Le numéro complet est disponible sur abonnement.

Avant de devenir un anthroponyme ayant une double désignation décorative et militaire, ce prénom fut celui d’une archiduchesse autrichienne devenue impératrice des français au début du dix-neuvième siècle. Il faudra développer davantage l’ancrage de cette potentielle provenance, et sa symétrie soldatesque.
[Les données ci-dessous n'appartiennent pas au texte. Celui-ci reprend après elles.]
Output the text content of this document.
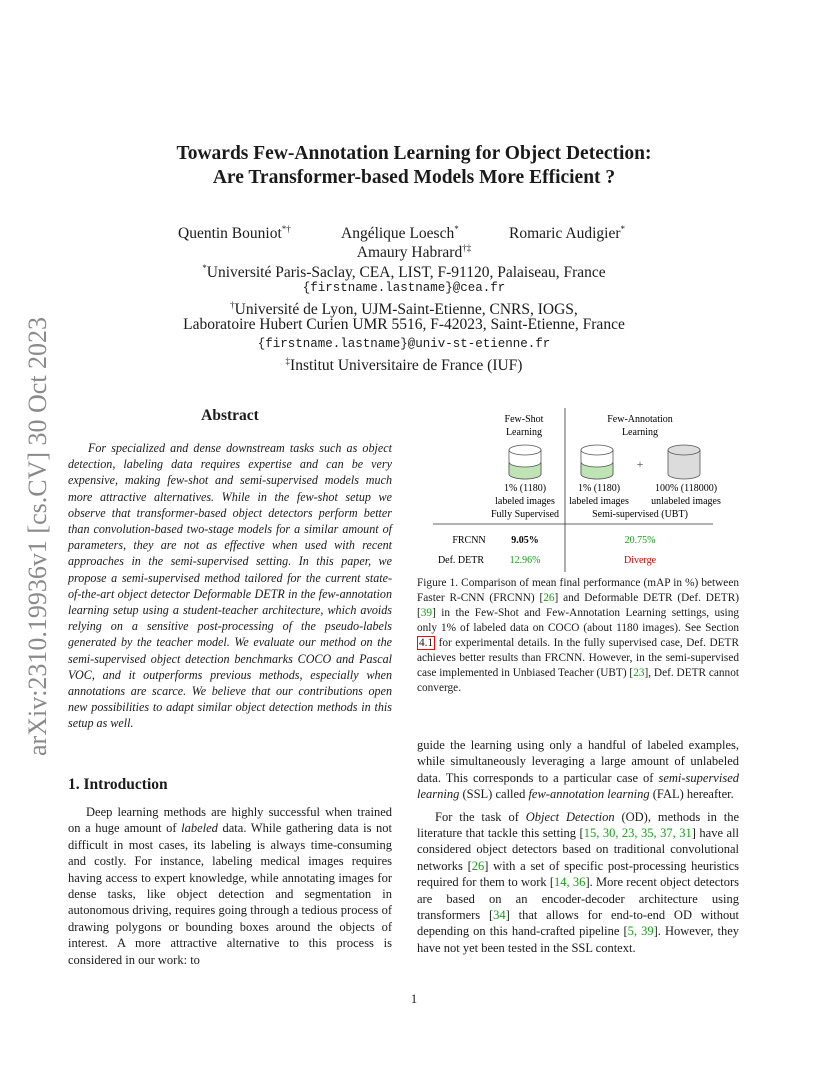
arXiv:2310.19936v1 [cs.CV] 30 Oct 2023
Towards Few-Annotation Learning for Object Detection:
Are Transformer-based Models More Efficient ?
Quentin Bouniot*†	Angélique Loesch*	Romaric Audigier*
Amaury Habrard†‡
*Université Paris-Saclay, CEA, LIST, F-91120, Palaiseau, France
{firstname.lastname}@cea.fr
†Université de Lyon, UJM-Saint-Etienne, CNRS, IOGS,
Laboratoire Hubert Curien UMR 5516, F-42023, Saint-Etienne, France
{firstname.lastname}@univ-st-etienne.fr
‡Institut Universitaire de France (IUF)
Abstract

For specialized and dense downstream tasks such as object detection, labeling data requires expertise and can be very expensive, making few-shot and semi-supervised models much more attractive alternatives. While in the few-shot setup we observe that transformer-based object detectors perform better than convolution-based two-stage models for a similar amount of parameters, they are not as effective when used with recent approaches in the semi-supervised setting. In this paper, we propose a semi-supervised method tailored for the current state-of-the-art object detector Deformable DETR in the few-annotation learning setup using a student-teacher architecture, which avoids relying on a sensitive post-processing of the pseudo-labels generated by the teacher model. We evaluate our method on the semi-supervised object detection benchmarks COCO and Pascal VOC, and it outperforms previous methods, especially when annotations are scarce. We believe that our contributions open new possibilities to adapt similar object detection methods in this setup as well.

1. Introduction

Deep learning methods are highly successful when trained on a huge amount of labeled data. While gathering data is not difficult in most cases, its labeling is always time-consuming and costly. For instance, labeling medical images requires having access to expert knowledge, while annotating images for dense tasks, like object detection and segmentation in autonomous driving, requires going through a tedious process of drawing polygons or bounding boxes around the objects of interest. A more attractive alternative to this process is considered in our work: to

guide the learning using only a handful of labeled examples, while simultaneously leveraging a large amount of unlabeled data. This corresponds to a particular case of semi-supervised learning (SSL) called few-annotation learning (FAL) hereafter.

For the task of Object Detection (OD), methods in the literature that tackle this setting [15, 30, 23, 35, 37, 31] have all considered object detectors based on traditional convolutional networks [26] with a set of specific post-processing heuristics required for them to work [14, 36]. More recent object detectors are based on an encoder-decoder architecture using transformers [34] that allows for end-to-end OD without depending on this hand-crafted pipeline [5, 39]. However, they have not yet been tested in the SSL context.

Few-Shot
Learning
Few-Annotation
Learning
+
1% (1180)
labeled images
Fully Supervised
1% (1180)
labeled images
100% (118000)
unlabeled images
Semi-supervised (UBT)
FRCNN	9.05%	20.75%
Def. DETR	12.96%	Diverge
Figure 1. Comparison of mean final performance (mAP in %) between Faster R-CNN (FRCNN) [26] and Deformable DETR (Def. DETR) [39] in the Few-Shot and Few-Annotation Learning settings, using only 1% of labeled data on COCO (about 1180 images). See Section 4.1 for experimental details. In the fully supervised case, Def. DETR achieves better results than FRCNN. However, in the semi-supervised case implemented in Unbiased Teacher (UBT) [23], Def. DETR cannot converge.
1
Le même terme est effectivement utilisé pour nommer les conscrits du premier Napoléon, plusieurs fois victorieux grâce à ces jeunes novices recrutés hâtivement mais entourés de vétérans. Ce statut intermédiaire résonne avec la fonction de notre élément dans le domaine des beaux-arts. En matière d’encadrement, il fait la transition entre l’œuvre et le cadre. Zone de respiration, il participe de la scénarisation de la jouissance de ce qu’il ceint. Il ne faut pas le confondre avec le passe-partout qui consiste en une fenêtre séparant l’œuvre d’une vitre qui la protège. L’obsolescence aurait pu aujourd’hui guetter cette stratégie du regard, mais différentes sensibilités lui donnent une vitalité nouvelle, littéralement ou pas. Il s’agit de survoler une certaine actualité européenne de l’image imprimée, et des façons de la donner à voir.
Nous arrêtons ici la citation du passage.